The Westside market is similar to many of the new markets around the country, and Stacy M. Miller, executive director of the Farmers Market Coalition, says markets still have room to grow before they realize their full potential.

“I think the rapid expansion in the growth of farmers’ markets is itself a thing to celebrate, but it’s also a symptom, I think, of growing disenchantment with our financial paradigm in the United States, and a desire to invest in what matters: healthy land, healthy people, and healthy communities that are all part of a more direct and transparent economy,” Miller says.

“That said, I don’t think growth in the number of markets in communities large and small is justification for hanging a ‘mission accomplished’ banner. The fact is that a high proportion of farmers’ markets are young, volunteer-dependent, and have very few opportunities to learn best practices and avoid reinvention of the wheel. The sector is nascent, and still evolving, and we as a society should commit to growing farmers’ markets’ capacity to positively transform our relationships to food and agriculture.”
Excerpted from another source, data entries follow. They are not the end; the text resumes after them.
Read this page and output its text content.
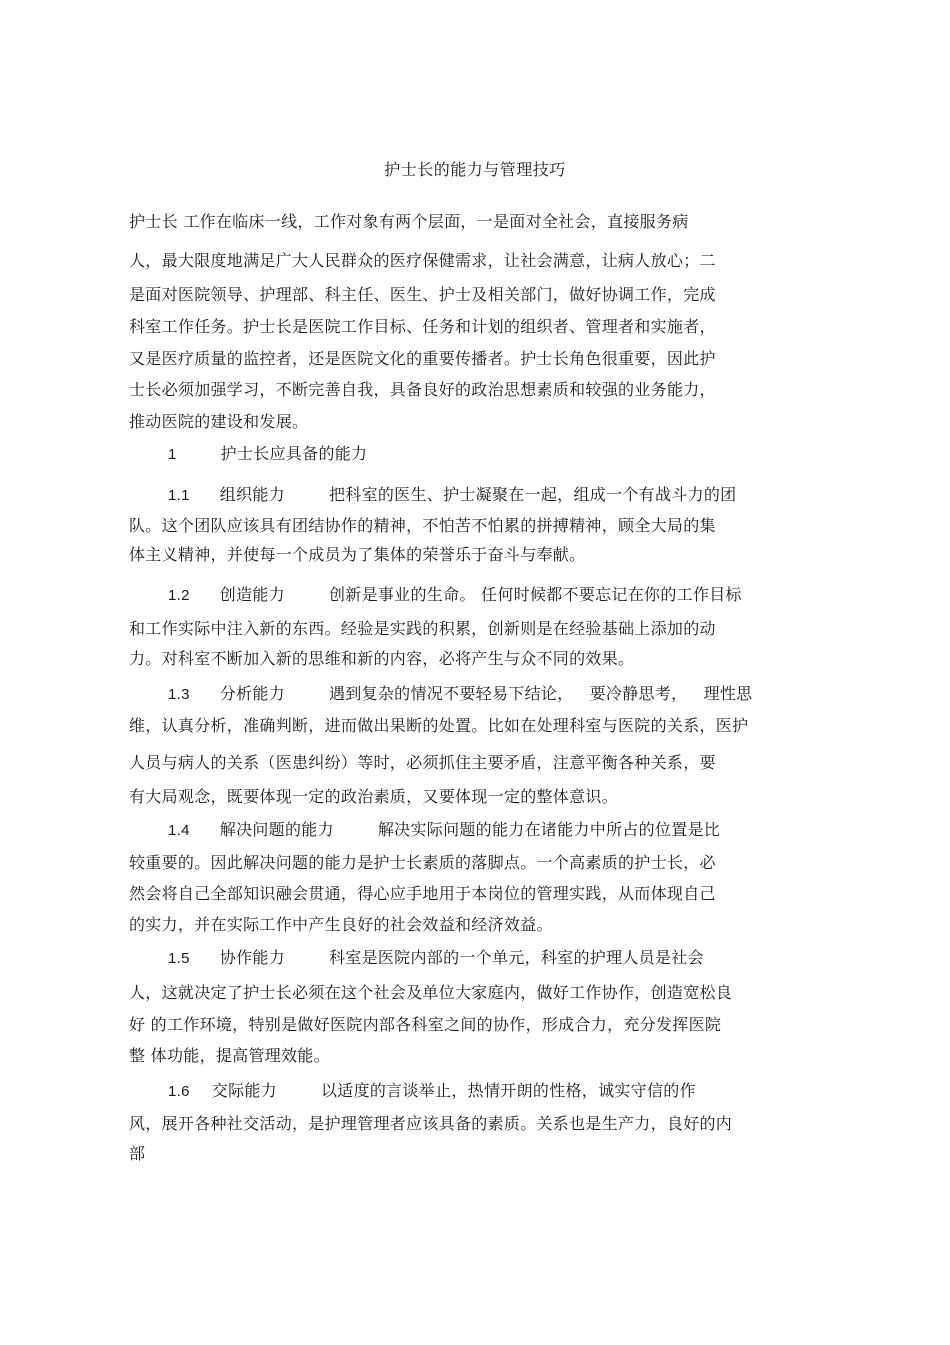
护士长的能力与管理技巧
护士长 工作在临床一线，工作对象有两个层面，一是面对全社会，直接服务病
人，最大限度地满足广大人民群众的医疗保健需求，让社会满意，让病人放心；二
是面对医院领导、护理部、科主任、医生、护士及相关部门，做好协调工作，完成
科室工作任务。护士长是医院工作目标、任务和计划的组织者、管理者和实施者，
又是医疗质量的监控者，还是医院文化的重要传播者。护士长角色很重要，因此护
士长必须加强学习，不断完善自我，具备良好的政治思想素质和较强的业务能力，
推动医院的建设和发展。
1	护士长应具备的能力
1.1 组织能力	把科室的医生、护士凝聚在一起，组成一个有战斗力的团
队。这个团队应该具有团结协作的精神，不怕苦不怕累的拼搏精神，顾全大局的集
体主义精神，并使每一个成员为了集体的荣誉乐于奋斗与奉献。
1.2 创造能力	创新是事业的生命。 任何时候都不要忘记在你的工作目标
和工作实际中注入新的东西。经验是实践的积累，创新则是在经验基础上添加的动
力。对科室不断加入新的思维和新的内容，必将产生与众不同的效果。
1.3 分析能力	遇到复杂的情况不要轻易下结论，   要冷静思考，   理性思
维，认真分析，准确判断，进而做出果断的处置。比如在处理科室与医院的关系，医护
人员与病人的关系（医患纠纷）等时，必须抓住主要矛盾，注意平衡各种关系，要
有大局观念，既要体现一定的政治素质，又要体现一定的整体意识。
1.4 解决问题的能力	解决实际问题的能力在诸能力中所占的位置是比
较重要的。因此解决问题的能力是护士长素质的落脚点。一个高素质的护士长，必
然会将自己全部知识融会贯通，得心应手地用于本岗位的管理实践，从而体现自己
的实力，并在实际工作中产生良好的社会效益和经济效益。
1.5 协作能力	科室是医院内部的一个单元，科室的护理人员是社会
人，这就决定了护士长必须在这个社会及单位大家庭内，做好工作协作，创造宽松良
好 的工作环境，特别是做好医院内部各科室之间的协作，形成合力，充分发挥医院
整 体功能，提高管理效能。
1.6 交际能力	以适度的言谈举止，热情开朗的性格，诚实守信的作
风，展开各种社交活动，是护理管理者应该具备的素质。关系也是生产力，良好的内
部
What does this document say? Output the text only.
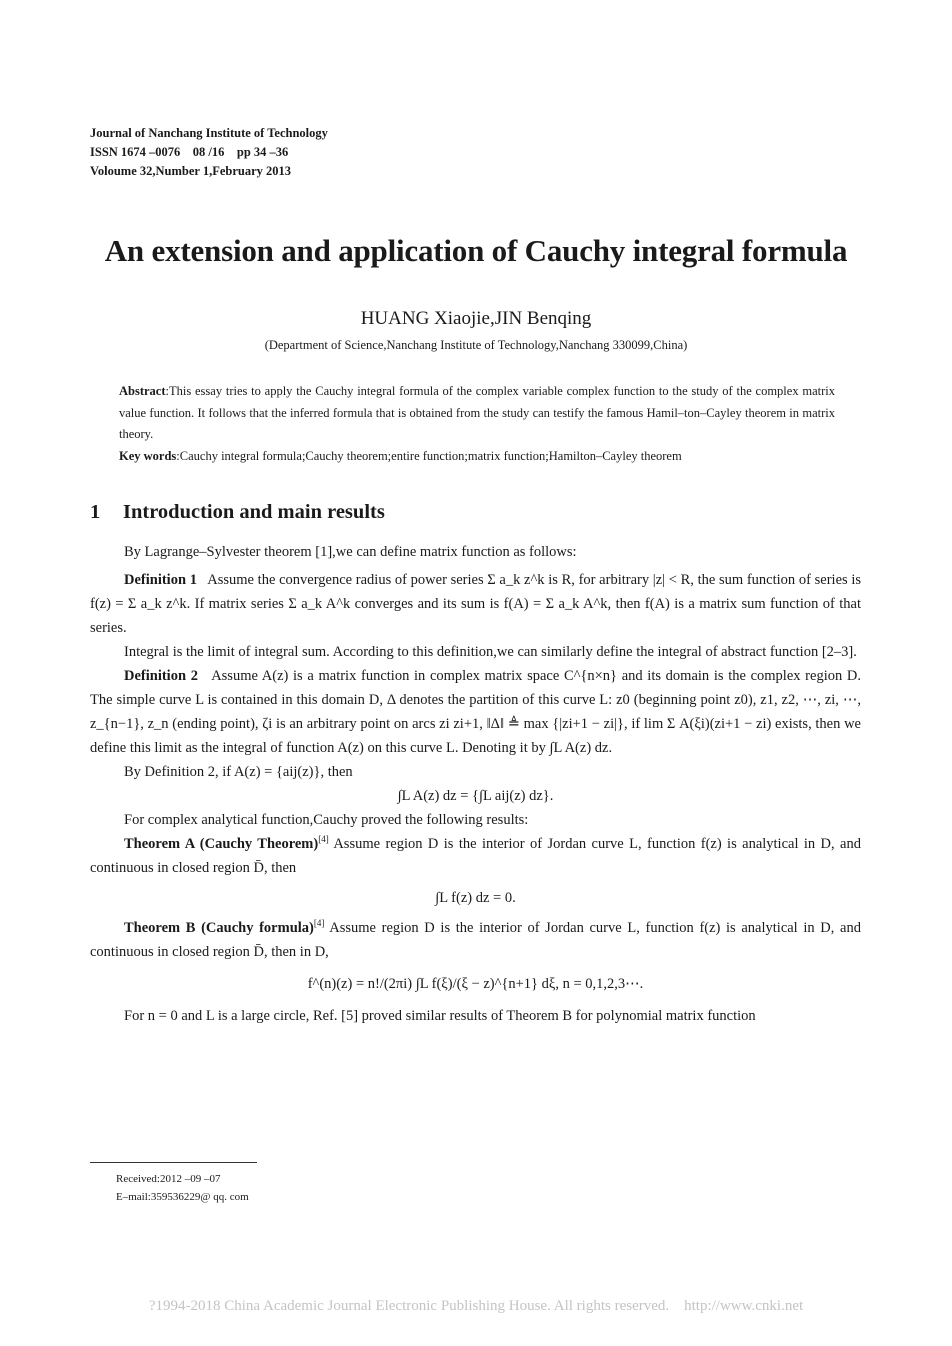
Journal of Nanchang Institute of Technology
ISSN 1674 –0076    08 /16    pp 34 –36
Voloume 32,Number 1,February 2013
An extension and application of Cauchy integral formula
HUANG Xiaojie,JIN Benqing
(Department of Science,Nanchang Institute of Technology,Nanchang 330099,China)
Abstract:This essay tries to apply the Cauchy integral formula of the complex variable complex function to the study of the complex matrix value function. It follows that the inferred formula that is obtained from the study can testify the famous Hamil–ton–Cayley theorem in matrix theory.
Key words:Cauchy integral formula;Cauchy theorem;entire function;matrix function;Hamilton–Cayley theorem
1 Introduction and main results

By Lagrange–Sylvester theorem [1],we can define matrix function as follows:

Definition 1 Assume the convergence radius of power series Σ a_k z^k is R, for arbitrary |z| < R, the sum function of series is f(z) = Σ a_k z^k. If matrix series Σ a_k A^k converges and its sum is f(A) = Σ a_k A^k, then f(A) is a matrix sum function of that series.

Integral is the limit of integral sum. According to this definition,we can similarly define the integral of abstract function [2–3].

Definition 2 Assume A(z) is a matrix function in complex matrix space C^{n×n} and its domain is the complex region D. The simple curve L is contained in this domain D, Δ denotes the partition of this curve L: z0 (beginning point z0), z1, z2, ⋯, zi, ⋯, z_{n−1}, z_n (ending point), ζi is an arbitrary point on arcs zi zi+1, ‖Δ‖ ≜ max {|zi+1 − zi|}, if lim Σ A(ξi)(zi+1 − zi) exists, then we define this limit as the integral of function A(z) on this curve L. Denoting it by ∫L A(z) dz.

By Definition 2, if A(z) = {aij(z)}, then

∫L A(z) dz = {∫L aij(z) dz}.

For complex analytical function,Cauchy proved the following results:

Theorem A (Cauchy Theorem)[4] Assume region D is the interior of Jordan curve L, function f(z) is analytical in D, and continuous in closed region D̄, then

∫L f(z) dz = 0.

Theorem B (Cauchy formula)[4] Assume region D is the interior of Jordan curve L, function f(z) is analytical in D, and continuous in closed region D̄, then in D,

f^(n)(z) = n!/(2πi) ∫L f(ξ)/(ξ − z)^{n+1} dξ, n = 0,1,2,3⋯.

For n = 0 and L is a large circle, Ref. [5] proved similar results of Theorem B for polynomial matrix function

Received:2012 –09 –07
E–mail:359536229@ qq. com
?1994-2018 China Academic Journal Electronic Publishing House. All rights reserved.    http://www.cnki.net
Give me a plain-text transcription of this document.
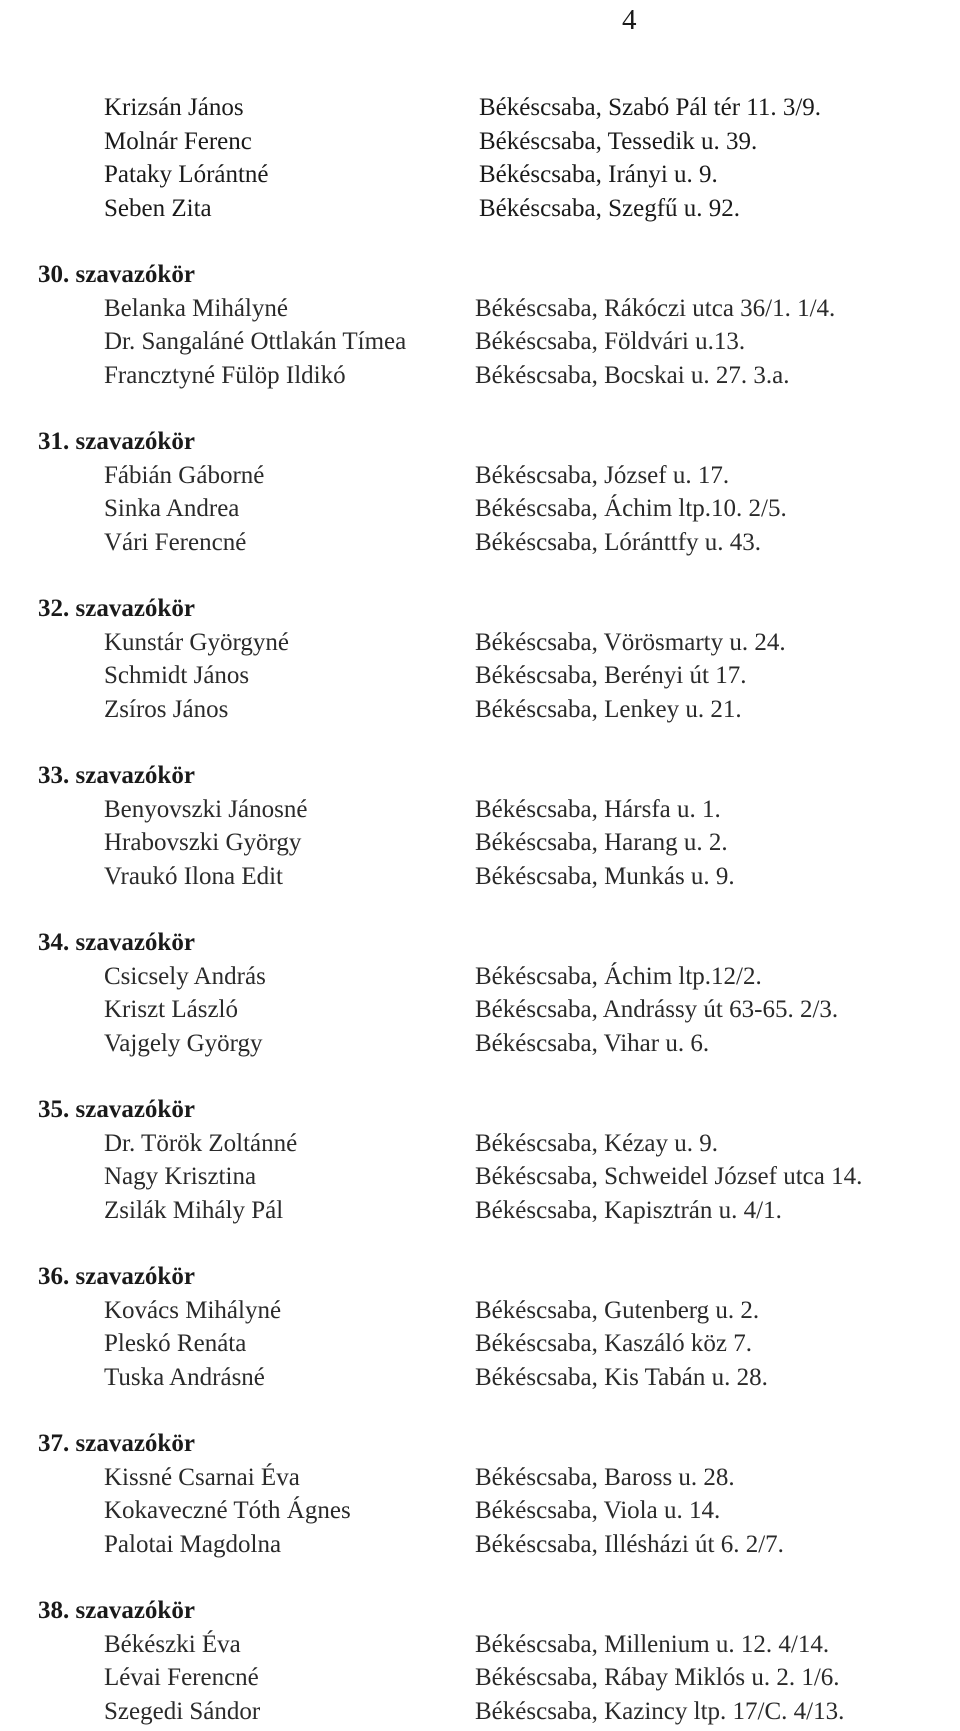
4
Krizsán János	Békéscsaba, Szabó Pál tér 11. 3/9.
Molnár Ferenc	Békéscsaba, Tessedik u. 39.
Pataky Lórántné	Békéscsaba, Irányi u. 9.
Seben Zita	Békéscsaba, Szegfű u. 92.
30. szavazókör
Belanka Mihályné	Békéscsaba, Rákóczi utca 36/1. 1/4.
Dr. Sangaláné Ottlakán Tímea	Békéscsaba, Földvári u.13.
Francztyné Fülöp Ildikó	Békéscsaba, Bocskai u. 27. 3.a.
31. szavazókör
Fábián Gáborné	Békéscsaba, József u. 17.
Sinka Andrea	Békéscsaba, Áchim ltp.10. 2/5.
Vári Ferencné	Békéscsaba, Lóránttfy u. 43.
32. szavazókör
Kunstár Györgyné	Békéscsaba, Vörösmarty u. 24.
Schmidt János	Békéscsaba, Berényi út 17.
Zsíros János	Békéscsaba, Lenkey u. 21.
33. szavazókör
Benyovszki Jánosné	Békéscsaba, Hársfa u. 1.
Hrabovszki György	Békéscsaba, Harang u. 2.
Vraukó Ilona Edit	Békéscsaba, Munkás u. 9.
34. szavazókör
Csicsely András	Békéscsaba, Áchim ltp.12/2.
Kriszt László	Békéscsaba, Andrássy út 63-65. 2/3.
Vajgely György	Békéscsaba, Vihar u. 6.
35. szavazókör
Dr. Török Zoltánné	Békéscsaba, Kézay u. 9.
Nagy Krisztina	Békéscsaba, Schweidel József utca 14.
Zsilák Mihály Pál	Békéscsaba, Kapisztrán u. 4/1.
36. szavazókör
Kovács Mihályné	Békéscsaba, Gutenberg u. 2.
Pleskó Renáta	Békéscsaba, Kaszáló köz 7.
Tuska Andrásné	Békéscsaba, Kis Tabán u. 28.
37. szavazókör
Kissné Csarnai Éva	Békéscsaba, Baross u. 28.
Kokaveczné Tóth Ágnes	Békéscsaba, Viola u. 14.
Palotai Magdolna	Békéscsaba, Illésházi út 6. 2/7.
38. szavazókör
Békészki Éva	Békéscsaba, Millenium u. 12. 4/14.
Lévai Ferencné	Békéscsaba, Rábay Miklós u. 2. 1/6.
Szegedi Sándor	Békéscsaba, Kazincy ltp. 17/C. 4/13.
Colleen Newvine (M.B.A. ’05) is a marketing and communications consultant based in Brooklyn, New York. Her business, Newvine Growing, focuses on farms and farmers’ markets:

Photo: Walter P. Reuther Library, Wayne State University

A Look Inside:

A few of the country's oldest (and most impressive) farmer's markets

Lancaster Central Market (Lancaster, Pennsylvania) began in 1730, when plans for a public marketplace were drawn into the original town blueprint. Located in the heart of Amish country, the market features a host of area food specialties, such as Pennsylvania Dutch sausage, a mix of pork scraps and cornmeal called “scrapple,” and “chowchow,” pickled vegetables canned in spicy mustard.

Soulard Farmers Market (St. Louis, Missouri) began modestly in 1779 as a meadow where local farmers could congregate to sell vegetables, fruit, dairy, and livestock. Since then, Soulard has survived a host of notorious events, including a lengthy land battle in the wake of the Louisiana Purchase and multiple tornadoes. It is the oldest farmers’ market west of the Mississippi River.

Eastern Market (above) (Detroit, Michigan) began as the Detroit Farmer's Market in 1841. The market gained its current moniker in 1891 when it moved from its downtown location to the city’s near-east side. In addition to being the world's largest bedding flower market, the market is estimated to distribute 70,000 tons of produce per year, and attracts as many as 45,000 shoppers each Saturday.

Pike Place Market (Seattle, Washington) has been open since 1907 and is one of the oldest continually operated public farmers’ markets in America. Born out of consumer outrage over the middleman markup on onions, Pike Place’s current nine acres boast farmers, craftspeople, commercial businesses, street performers, and musicians, as well as more than 300 apartment units.